По какой- то неожиданной ассоциации мичману пришел на память Бирилев, который не любил его слушать и бесцеремонно обрывал на полуслове.
- Вот ведь, - сказал он с грустью, - и чего трусость с человеком делает? Сколько мук и страданий принимает, до измены доходит…
Снова кончилось затишье, на этот раз возгласом сигнальщика «воздух».
Один за другим заходили самолеты.
Прислонясь спиной к срезу котлована, закрыв глаза, старый Терентий прерывисто дышал. Усов лег ничком. Лишь мичман Ганичев замер у орудия в ожидании команды: «По стервятникам - огонь!» Но такой команды не последовало, надо было беречь каждый снаряд.
Осколком ранило Усова в голову. Видимо, осколок был на излете и рассек ему кожу на лбу.
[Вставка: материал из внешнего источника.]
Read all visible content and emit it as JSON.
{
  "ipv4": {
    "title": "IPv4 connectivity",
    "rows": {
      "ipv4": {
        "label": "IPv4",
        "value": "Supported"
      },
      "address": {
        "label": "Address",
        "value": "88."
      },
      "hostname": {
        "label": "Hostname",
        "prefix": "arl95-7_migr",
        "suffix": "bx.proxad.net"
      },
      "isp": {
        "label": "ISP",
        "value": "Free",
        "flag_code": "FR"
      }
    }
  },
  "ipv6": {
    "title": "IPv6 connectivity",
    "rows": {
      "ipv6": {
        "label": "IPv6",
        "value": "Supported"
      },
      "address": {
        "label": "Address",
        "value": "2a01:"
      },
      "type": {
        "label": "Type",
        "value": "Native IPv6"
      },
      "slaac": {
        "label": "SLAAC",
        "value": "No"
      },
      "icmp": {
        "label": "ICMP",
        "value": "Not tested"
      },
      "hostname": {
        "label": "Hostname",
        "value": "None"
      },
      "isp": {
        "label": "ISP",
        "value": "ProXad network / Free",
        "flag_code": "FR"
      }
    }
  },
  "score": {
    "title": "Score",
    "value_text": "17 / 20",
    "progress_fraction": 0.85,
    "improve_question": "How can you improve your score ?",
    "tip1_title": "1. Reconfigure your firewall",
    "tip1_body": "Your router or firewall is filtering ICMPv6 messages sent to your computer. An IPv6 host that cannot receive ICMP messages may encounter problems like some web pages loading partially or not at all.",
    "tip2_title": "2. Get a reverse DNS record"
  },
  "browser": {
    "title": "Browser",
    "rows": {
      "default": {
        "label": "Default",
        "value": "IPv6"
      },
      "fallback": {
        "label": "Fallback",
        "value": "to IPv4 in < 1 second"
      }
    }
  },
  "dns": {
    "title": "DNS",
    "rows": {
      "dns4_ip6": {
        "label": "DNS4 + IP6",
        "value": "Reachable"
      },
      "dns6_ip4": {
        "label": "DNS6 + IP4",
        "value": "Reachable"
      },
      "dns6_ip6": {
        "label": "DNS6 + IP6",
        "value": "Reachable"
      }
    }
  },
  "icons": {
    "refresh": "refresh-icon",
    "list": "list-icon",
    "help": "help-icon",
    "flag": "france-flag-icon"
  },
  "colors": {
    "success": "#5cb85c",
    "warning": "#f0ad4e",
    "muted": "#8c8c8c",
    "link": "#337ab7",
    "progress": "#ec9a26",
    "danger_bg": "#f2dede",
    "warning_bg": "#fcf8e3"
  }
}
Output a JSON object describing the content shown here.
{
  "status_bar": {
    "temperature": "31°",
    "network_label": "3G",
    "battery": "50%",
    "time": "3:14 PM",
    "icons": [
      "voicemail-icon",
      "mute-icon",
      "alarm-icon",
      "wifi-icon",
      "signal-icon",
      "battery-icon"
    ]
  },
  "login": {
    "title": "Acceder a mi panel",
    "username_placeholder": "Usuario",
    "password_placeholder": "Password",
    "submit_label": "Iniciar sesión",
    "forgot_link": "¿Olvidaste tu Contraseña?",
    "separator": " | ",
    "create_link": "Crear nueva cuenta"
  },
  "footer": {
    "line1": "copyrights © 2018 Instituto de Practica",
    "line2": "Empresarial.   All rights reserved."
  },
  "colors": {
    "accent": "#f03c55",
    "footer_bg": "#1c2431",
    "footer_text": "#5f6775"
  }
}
Но кровь мигом залила Усову глаза и ослепила его. Он перевязал рану, но кровь просочилась и сквозь бинт.
- Дойдешь до КП? - спросил его мичман заботливо. - А то старик проводит.
- А как вы один останетесь? - сказал Усов, вытирая рукавом кровь с лица. - Нет уж, мы вас не оставим, Тимофей Яковлевич! И куда я пойду? Идти мне некуда. Пока живой - воюй!
- Это верно. Идти некуда. На вот, возьми! - и мичман протянул ему свой бинт.
В это время в дыму и пыли, еще не улегшейся после взрывов земли, появился Озарнин с приказом командира.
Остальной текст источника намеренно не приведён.